Non ! pour l’honneur du journalisme, il ne reculerait pas, qu’ils en fussent bien certains, ceux qui le connaissaient et aussi ceux qui ne le connaissaient pas, s’il s’en fût trouvé dans la population chicagoise. N’importe les conditions imposées par le défunt, le chroniqueur en chef de la Tribune les acceptait et les remplirait jusqu’au bout !… S’agit-il de partir pour la lune, il partirait, et, à moins que la respiration lui manquât faute d’air, il ne s’arrêterait pas en route.

Quel contraste entre cet Américain si résolu et son cohéritier pour un sixième, désigné sous le nom d’Hermann Titbury, lequel demeurait dans ce quartier commerçant traversé du sud au nord par la longue chaussée de Robey Street.

Lorsque les envoyés de la Staats Zeitung eurent sonné à la porte du numéro 77, ils ne parvinrent pas à en franchir le seuil.

« Monsieur Hermann Titbury, dirent-ils à travers l’entrebâillement, est-il chez lui ?…

— Oui, répondit une espèce de géante, mal coiffée, mal tenue, une sorte de dragon femelle.

— Peut-il nous recevoir ?…

— Je vous ferai réponse, lorsque je l’aurai demandé à Mrs. Titbury. »

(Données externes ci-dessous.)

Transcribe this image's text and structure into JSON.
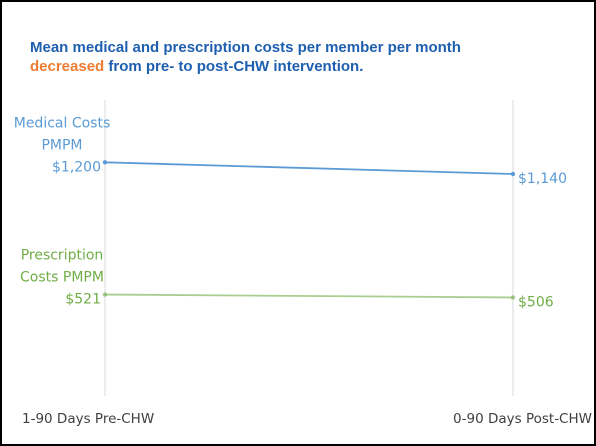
{
  "chart_data": {
    "type": "slope",
    "title": [
      "Mean medical and prescription costs per member per month",
      "decreased",
      "from pre- to post-CHW intervention."
    ],
    "title_color": "#1f5fb0",
    "title_highlight_color": "#ed7d31",
    "categories": [
      "1-90 Days Pre-CHW",
      "0-90 Days Post-CHW"
    ],
    "series": [
      {
        "name": "Medical Costs PMPM",
        "color": "#5b9bd5",
        "values": [
          1200,
          1140
        ],
        "value_labels": [
          "$1,200",
          "$1,140"
        ]
      },
      {
        "name": "Prescription Costs PMPM",
        "color": "#70ad47",
        "values": [
          521,
          506
        ],
        "value_labels": [
          "$521",
          "$506"
        ]
      }
    ],
    "ylim": [
      0,
      1520
    ],
    "grid": true
  }
}
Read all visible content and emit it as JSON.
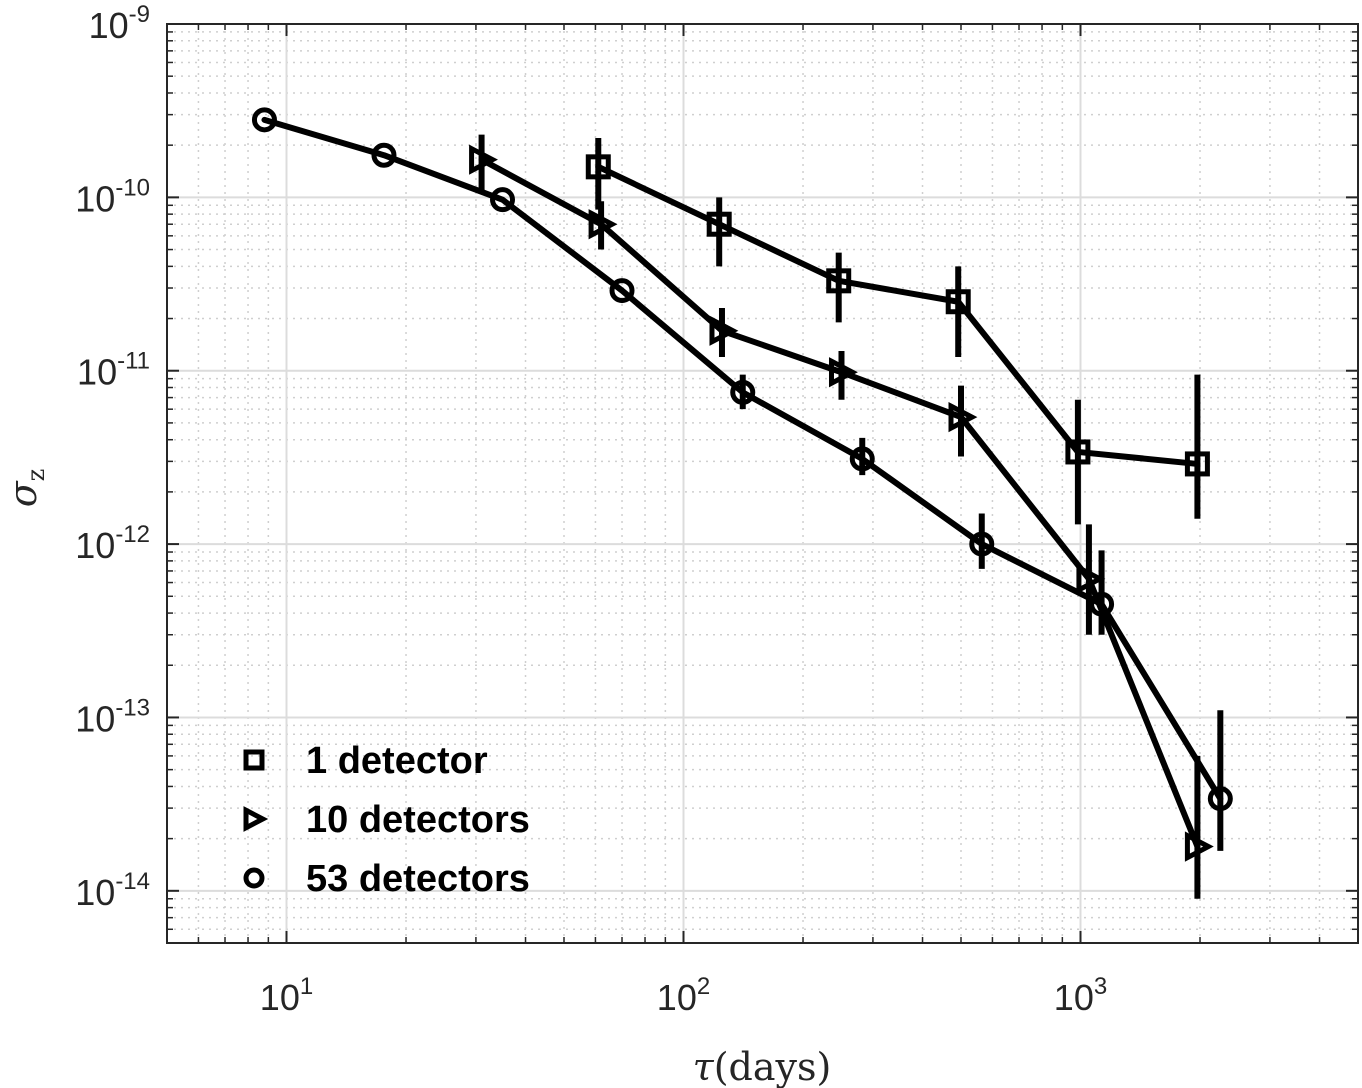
{
  "chart_data": {
    "type": "line",
    "title": "",
    "xlabel": {
      "symbol": "τ",
      "unit": "(days)"
    },
    "ylabel": {
      "symbol": "σ",
      "subscript": "z"
    },
    "xscale": "log",
    "yscale": "log",
    "xlim": [
      5,
      5000
    ],
    "ylim": [
      5e-15,
      1e-09
    ],
    "grid": true,
    "minor_grid": true,
    "x_ticks": [
      {
        "value": 10,
        "base": "10",
        "exp": "1"
      },
      {
        "value": 100,
        "base": "10",
        "exp": "2"
      },
      {
        "value": 1000,
        "base": "10",
        "exp": "3"
      }
    ],
    "y_ticks": [
      {
        "value": 1e-09,
        "base": "10",
        "exp": "-9"
      },
      {
        "value": 1e-10,
        "base": "10",
        "exp": "-10"
      },
      {
        "value": 1e-11,
        "base": "10",
        "exp": "-11"
      },
      {
        "value": 1e-12,
        "base": "10",
        "exp": "-12"
      },
      {
        "value": 1e-13,
        "base": "10",
        "exp": "-13"
      },
      {
        "value": 1e-14,
        "base": "10",
        "exp": "-14"
      }
    ],
    "legend_position": "bottom-left",
    "series": [
      {
        "name": "1 detector",
        "marker": "square",
        "x": [
          61,
          123,
          246,
          492,
          985,
          1970
        ],
        "y": [
          1.5e-10,
          7e-11,
          3.3e-11,
          2.5e-11,
          3.4e-12,
          2.9e-12
        ],
        "err_low": [
          8.5e-11,
          4e-11,
          1.9e-11,
          1.2e-11,
          1.3e-12,
          1.4e-12
        ],
        "err_high": [
          2.2e-10,
          1e-10,
          4.8e-11,
          4e-11,
          6.8e-12,
          9.5e-12
        ]
      },
      {
        "name": "10 detectors",
        "marker": "triangle-right",
        "x": [
          31,
          62,
          125,
          250,
          500,
          1050,
          1970
        ],
        "y": [
          1.65e-10,
          7e-11,
          1.7e-11,
          9.8e-12,
          5.4e-12,
          6.3e-13,
          1.8e-14
        ],
        "err_low": [
          1.1e-10,
          5e-11,
          1.2e-11,
          6.8e-12,
          3.2e-12,
          3e-13,
          9e-15
        ],
        "err_high": [
          2.3e-10,
          9.5e-11,
          2.3e-11,
          1.3e-11,
          8.2e-12,
          1.3e-12,
          6e-14
        ]
      },
      {
        "name": "53 detectors",
        "marker": "circle",
        "x": [
          8.8,
          17.6,
          35,
          70,
          141,
          282,
          564,
          1130,
          2250
        ],
        "y": [
          2.8e-10,
          1.75e-10,
          9.7e-11,
          2.9e-11,
          7.5e-12,
          3.1e-12,
          1e-12,
          4.5e-13,
          3.4e-14
        ],
        "err_low": [
          null,
          null,
          null,
          null,
          6e-12,
          2.5e-12,
          7.2e-13,
          3e-13,
          1.7e-14
        ],
        "err_high": [
          null,
          null,
          null,
          null,
          9.5e-12,
          4.1e-12,
          1.5e-12,
          9.2e-13,
          1.1e-13
        ]
      }
    ]
  }
}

Car il existait une Mrs. Kate Titbury, âgée de cinquante ans, soit deux ans de plus que son mari. Et la réponse que fit cette matrone et que transmit fidèlement la servante, fut :

« Monsieur Titbury n’a point à vous recevoir, et il s’étonne qu’on se permette de le déranger ! ».

Il n’était pourtant question que d’avoir accès dans son bureau, non dans son dining-room, de lui demander quelques renseignements sur sa personne, non de prendre place à sa table.